Mechanism research of Punicalagin in treating representative strains of enterovirus A and B types based on systems pharmacology and experimental validation.

Background: Enteroviruses (EVs), particularly types A (e.g., EV-A71) and B (e.g., CVB3), cause severe complications in vulnerable populations. Limited vaccines and no antivirals underscore the need for broad-spectrum therapies. Punicalagin, a natural anti-inflammatory compound, was investigated for its pan-enteroviral therapeutic potential.

Objective: To evaluate punicalagin's efficacy and mechanisms against multiple EV serotypes via integrated systems pharmacology and experimental validation.

Methods: Network pharmacology identified punicalagin's targets and pathways. In vitro antiviral activity was assessed in Vero/A549 cells infected with EV-A71/CVB3. Neonatal mice were intraperitoneally inoculated with these viruses to test in vivo efficacy. Molecular docking, apoptosis assays, and inflammatory factor analyses elucidated mechanisms.

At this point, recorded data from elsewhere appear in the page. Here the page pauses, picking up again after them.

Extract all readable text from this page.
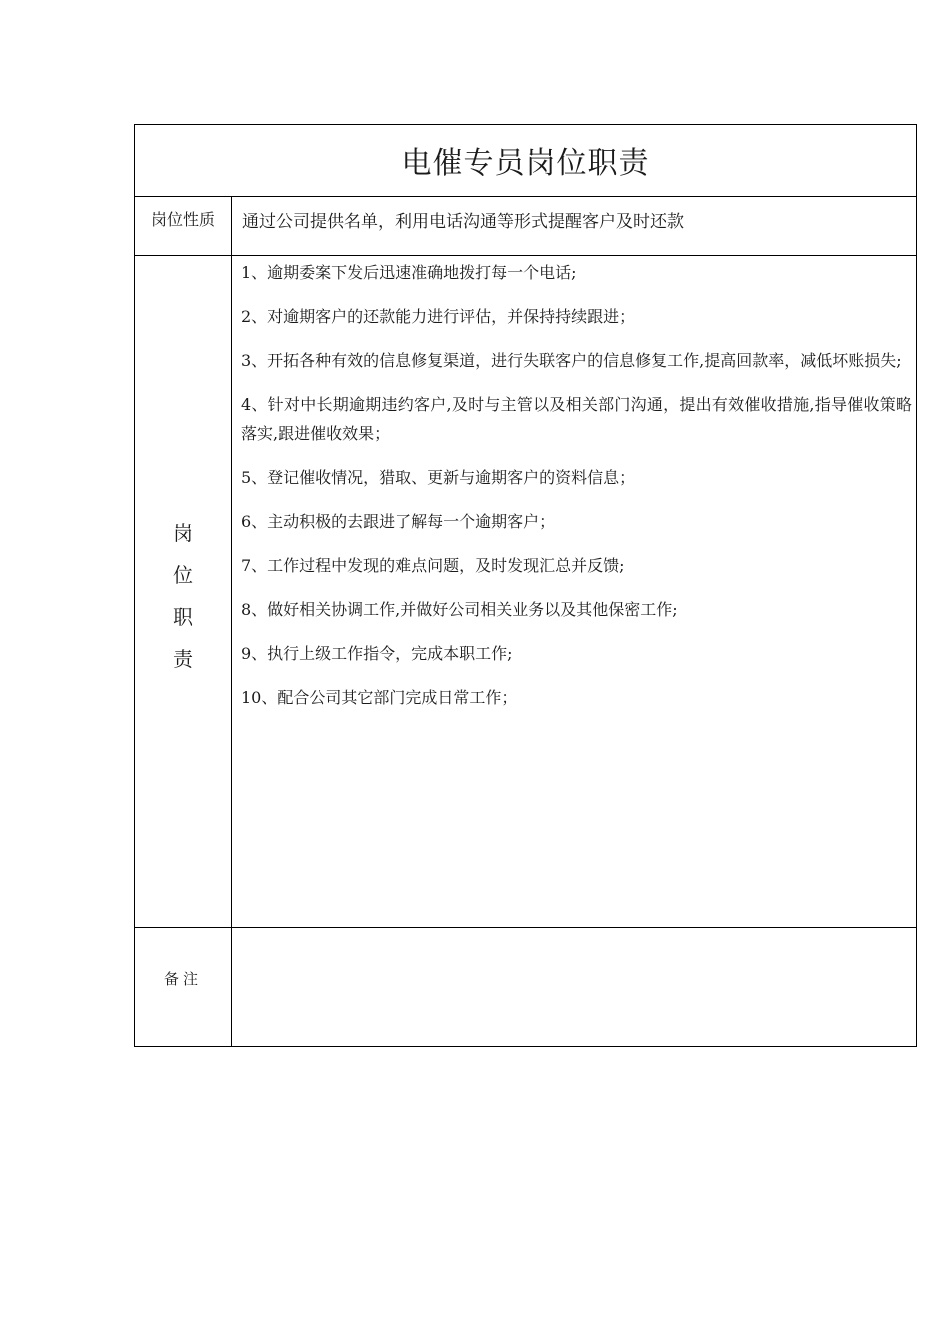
电催专员岗位职责
岗位性质	通过公司提供名单，利用电话沟通等形式提醒客户及时还款
岗
位
职
责
1、逾期委案下发后迅速准确地拨打每一个电话;
2、对逾期客户的还款能力进行评估，并保持持续跟进；
3、开拓各种有效的信息修复渠道，进行失联客户的信息修复工作,提高回款率，减低坏账损失;
4、针对中长期逾期违约客户,及时与主管以及相关部门沟通，提出有效催收措施,指导催收策略落实,跟进催收效果；
5、登记催收情况，猎取、更新与逾期客户的资料信息；
6、主动积极的去跟进了解每一个逾期客户；
7、工作过程中发现的难点问题，及时发现汇总并反馈;
8、做好相关协调工作,并做好公司相关业务以及其他保密工作;
9、执行上级工作指令，完成本职工作;
10、配合公司其它部门完成日常工作；
备注
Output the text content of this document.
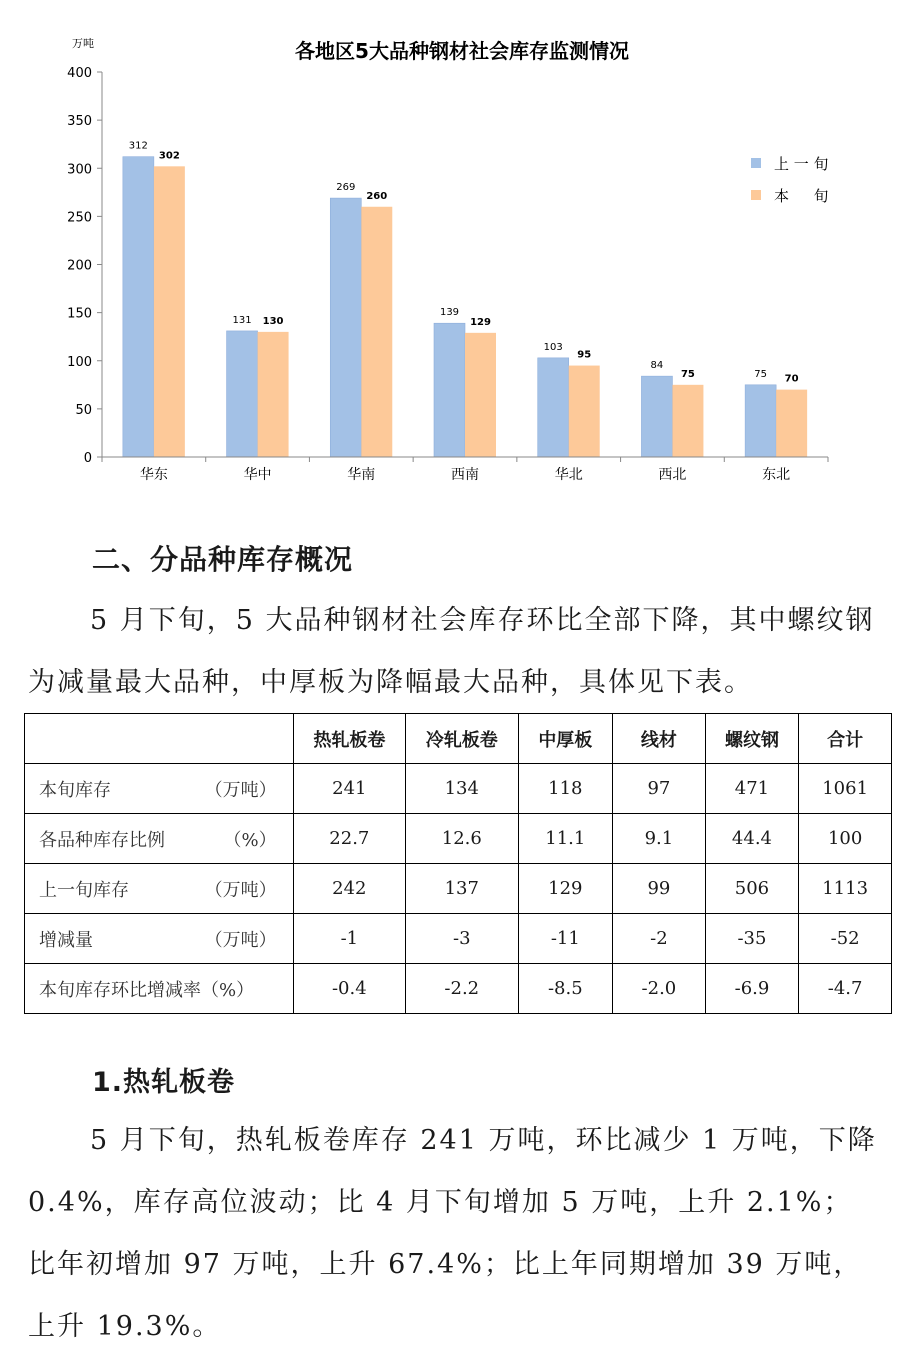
各地区5大品种钢材社会库存监测情况
万吨
0
50
100
150
200
250
300
350
400
312
302
131 130
269
260
139
129
103
95
84
75	75 70
华东	华中	华南	西南	华北	西北	东北
上 一 旬
本 　 旬
二、分品种库存概况

5 月下旬，5 大品种钢材社会库存环比全部下降，其中螺纹钢为减量最大品种，中厚板为降幅最大品种，具体见下表。

	热轧板卷	冷轧板卷	中厚板	线材	螺纹钢	合计

本旬库存 （万吨）	241	134	118	97	471	1061

各品种库存比例 （%）	22.7	12.6	11.1	9.1	44.4	100

上一旬库存 （万吨）	242	137	129	99	506	1113

增减量 （万吨）	-1	-3	-11	-2	-35	-52

本旬库存环比增减率（%）	-0.4	-2.2	-8.5	-2.0	-6.9	-4.7
1.热轧板卷

5 月下旬，热轧板卷库存 241 万吨，环比减少 1 万吨，下降 0.4%，库存高位波动；比 4 月下旬增加 5 万吨，上升 2.1%；比年初增加 97 万吨，上升 67.4%；比上年同期增加 39 万吨，上升 19.3%。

Results: Punicalagin inhibited EV-A71 and CVB3 replication in vitro and improved survival in infected mice. Systems pharmacology linked its effects to anti-apoptotic and anti-inflammatory pathways. Molecular docking confirmed interactions with apoptosis/inflammation regulators (e.g., CASP3, TNF-α). Experimental validation demonstrated reduced viral-induced apoptosis and suppressed IL-6/TNF-α levels.

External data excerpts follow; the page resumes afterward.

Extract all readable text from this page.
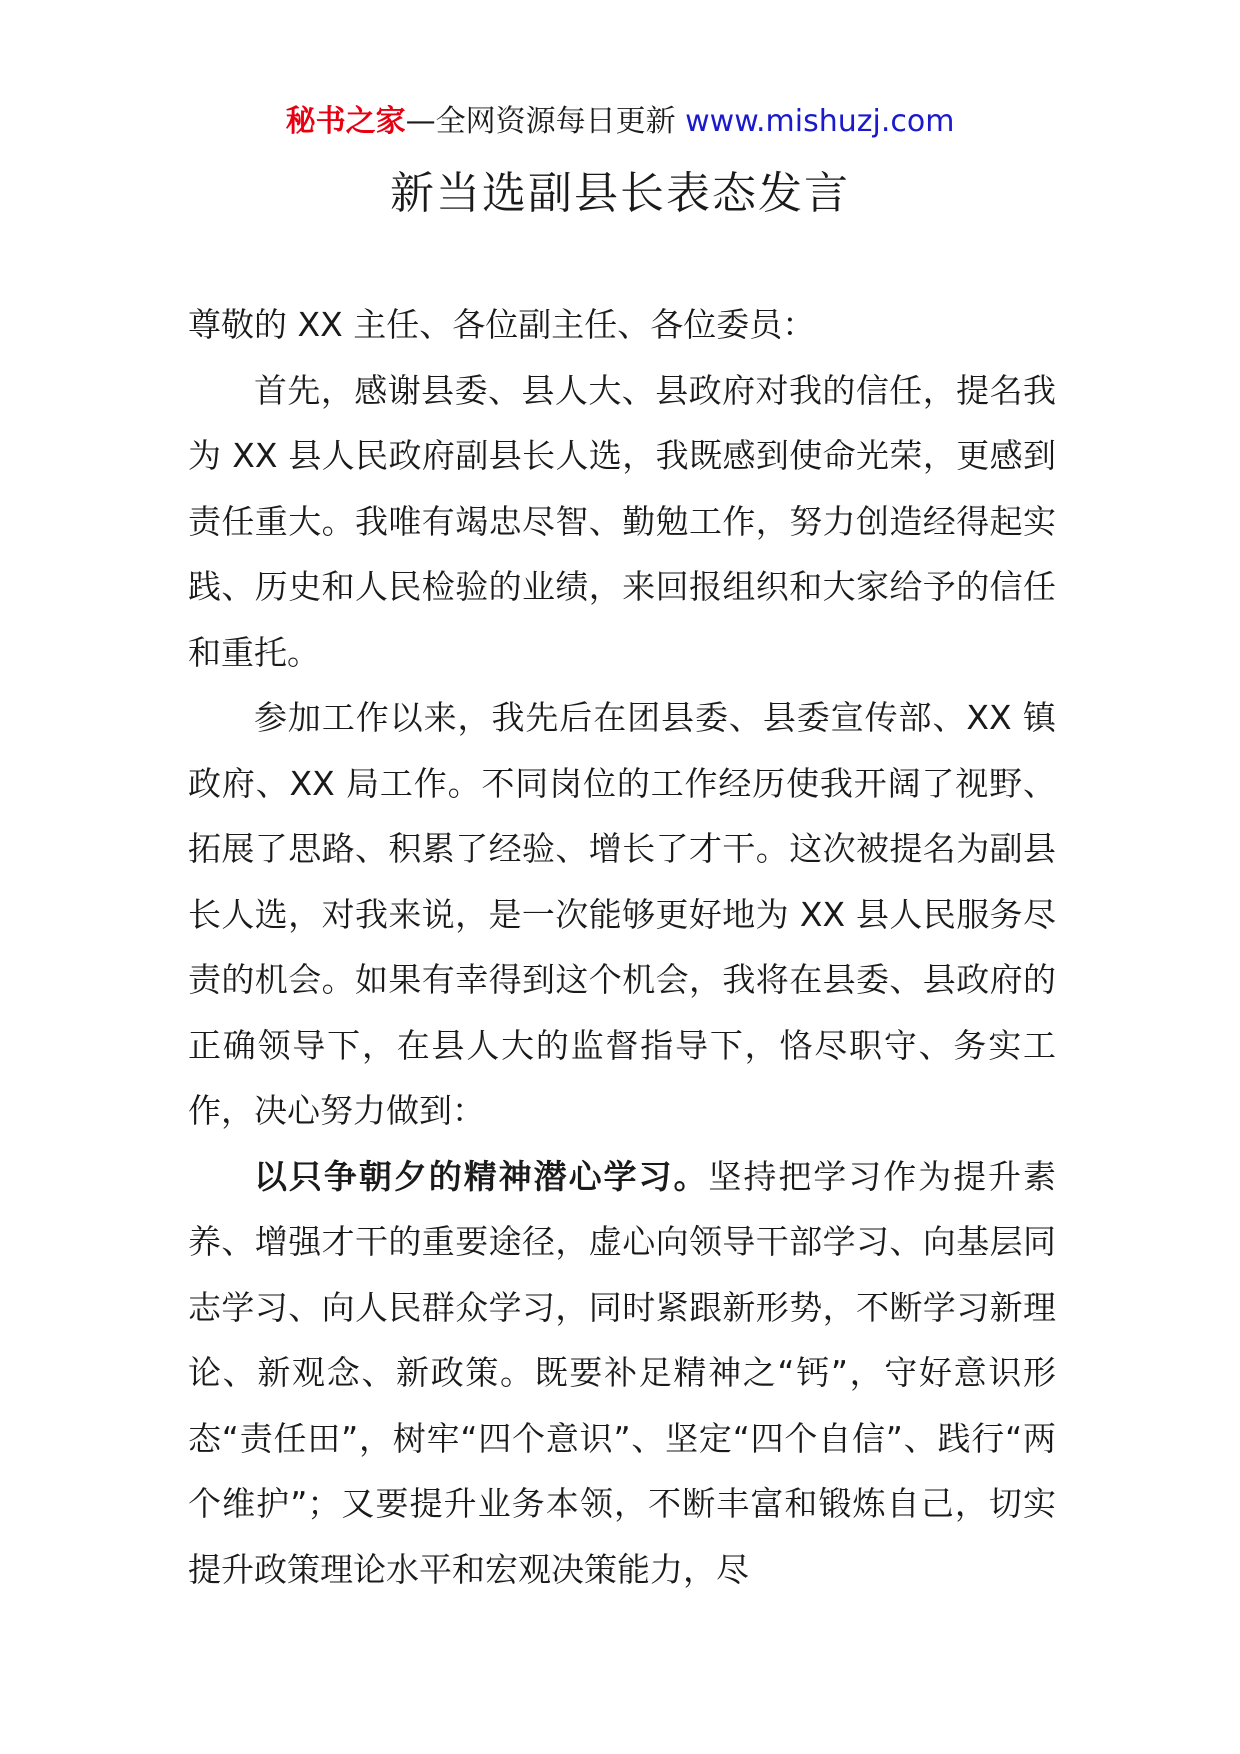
秘书之家—全网资源每日更新 www.mishuzj.com
新当选副县长表态发言

尊敬的 XX 主任、各位副主任、各位委员：

首先，感谢县委、县人大、县政府对我的信任，提名我为 XX 县人民政府副县长人选，我既感到使命光荣，更感到责任重大。我唯有竭忠尽智、勤勉工作，努力创造经得起实践、历史和人民检验的业绩，来回报组织和大家给予的信任和重托。

参加工作以来，我先后在团县委、县委宣传部、XX 镇政府、XX 局工作。不同岗位的工作经历使我开阔了视野、拓展了思路、积累了经验、增长了才干。这次被提名为副县长人选，对我来说，是一次能够更好地为 XX 县人民服务尽责的机会。如果有幸得到这个机会，我将在县委、县政府的正确领导下，在县人大的监督指导下，恪尽职守、务实工作，决心努力做到：

以只争朝夕的精神潜心学习。坚持把学习作为提升素养、增强才干的重要途径，虚心向领导干部学习、向基层同志学习、向人民群众学习，同时紧跟新形势，不断学习新理论、新观念、新政策。既要补足精神之“钙”，守好意识形态“责任田”，树牢“四个意识”、坚定“四个自信”、践行“两个维护”；又要提升业务本领，不断丰富和锻炼自己，切实提升政策理论水平和宏观决策能力，尽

Conclusion: Punicalagin exhibits broad-spectrum anti-enteroviral activity through dual inhibition of apoptosis and inflammation, validated across in vitro, in vivo, and computational models. This study provides a systems-level framework for repurposing natural compounds against phylogenetically diverse EVs, addressing critical therapeutic gaps for high-risk populations.